Q: We know you can sing but how much dancing experience did you have before this?
McPhee: When I tested for the role, I had to do a really quick dance. I wouldn’t say dancing. More soft movements. That was probably the most challenging and exciting. Fortunately, I danced a lot as a kid. I have training. I’m not a polished dancer by any means. They do a good job making me look good.
Q: NBC is having a tough time right now. There are high hopes for this show to help lift it. How are you handling those expectations?
McPhee: I was talking to Debra [Messing] about this. It’s unfortunate that NBC has gotten in this position. But I have complete faith in Bob to turn it around. I know NBC supports us. But we have to find out if it stands out on its own. People will love it – or not. We can’t focus on, ‘Oh God! This has to save NBC!’ We’ve just got to focus on our show and do the best show we can. Hopefully, it helps the entire network. And hopefully, it stands on its own.
Q: This show was originally set for [pay cable network] Showtime. Do you think if it had stayed there, the show would be fundamentally different?
McPhee: It would have been very different. And I wouldn’t be on the show. My character would have gone a different direction. [This involves a decision Karen makes when the director comes on to her early on.] It’s not something I would do, not the kind of thing I would have been comfortable with.
Q: What do you think of “The Voice”?
McPhee: I love “The Voice.” Last season, when we were shooting the pilot, we were really happy how well “The Voice” did for NBC. But little did we know we’d be paired up with it. Selfishly, we want “The Voice” to do well again. That will only help us.
Q: What makes “The Voice” work to you?
McPhee: It’s the judges. You don’t know what’s going to happen with the four of them. I’m looking forward to seeing them again.
Q: What do you think of XFinity on Demand airing the pilot early (starting January 16?)
McPhee: It’s a great idea. Anything to get the word out and get buzz.
Q: As a Los Angeles girl, what has been the biggest adjustment to living in New York City?
McPhee: So many things. I’m in Los Angeles right now to promote the show. I’m such a Californian. I’m sitting in the sun, soaking up every bit of it before going back Sunday to New York. It’s going to be really cold there. I’m an L.A. person. But “Smash” has to be shot in New York. Everything looks so cinematic. It’s just beautiful. Megan and I shot in Times Square. We had people screaming at us. But I’m totally spoiled. I don’t think I’d live in New York if I didn’t have to.

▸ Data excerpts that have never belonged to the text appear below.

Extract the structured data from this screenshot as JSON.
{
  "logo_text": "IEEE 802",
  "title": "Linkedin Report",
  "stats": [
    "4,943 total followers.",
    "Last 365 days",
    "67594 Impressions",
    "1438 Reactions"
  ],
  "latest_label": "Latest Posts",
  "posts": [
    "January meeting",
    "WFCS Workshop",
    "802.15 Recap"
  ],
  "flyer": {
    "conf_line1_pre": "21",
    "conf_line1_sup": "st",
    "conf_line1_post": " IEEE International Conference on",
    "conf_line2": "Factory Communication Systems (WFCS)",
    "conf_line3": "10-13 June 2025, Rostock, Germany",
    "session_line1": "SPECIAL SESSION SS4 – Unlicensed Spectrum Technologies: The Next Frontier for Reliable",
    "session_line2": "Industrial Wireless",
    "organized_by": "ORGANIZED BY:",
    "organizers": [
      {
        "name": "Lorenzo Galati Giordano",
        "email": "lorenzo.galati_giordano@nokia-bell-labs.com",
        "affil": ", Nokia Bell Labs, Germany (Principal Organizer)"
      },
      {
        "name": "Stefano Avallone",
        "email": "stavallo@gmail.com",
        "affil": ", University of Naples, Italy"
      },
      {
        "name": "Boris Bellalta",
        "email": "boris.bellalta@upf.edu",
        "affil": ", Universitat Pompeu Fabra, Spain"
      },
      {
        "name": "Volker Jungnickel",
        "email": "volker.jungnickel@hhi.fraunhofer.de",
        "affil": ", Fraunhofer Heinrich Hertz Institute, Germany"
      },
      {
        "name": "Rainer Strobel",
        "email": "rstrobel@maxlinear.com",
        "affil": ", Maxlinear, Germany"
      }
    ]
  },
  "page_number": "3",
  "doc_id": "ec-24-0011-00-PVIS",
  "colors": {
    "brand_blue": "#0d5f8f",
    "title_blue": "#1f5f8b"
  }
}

Q: If this show is a success, do you think it will help propel your singing career?
McPhee: I’m working on my music independently from the show when I have spare time. We will put something out. I’m with a record label. Having more exposure never hurts. But even coming off “Idol,” if you don’t make a great record, it doesn’t matter. People don’t care. I’m not going to just throw something out there because I’m on “Smash.” I have to be thoughtful about it.
Q: Final question: what style of music do you want to do next?
McPhee: I have a direction. A pop artist. Pop can mean a lot of things. It could be Adele. It could be Celine Dion. But the bottom line is I’m a pop artist.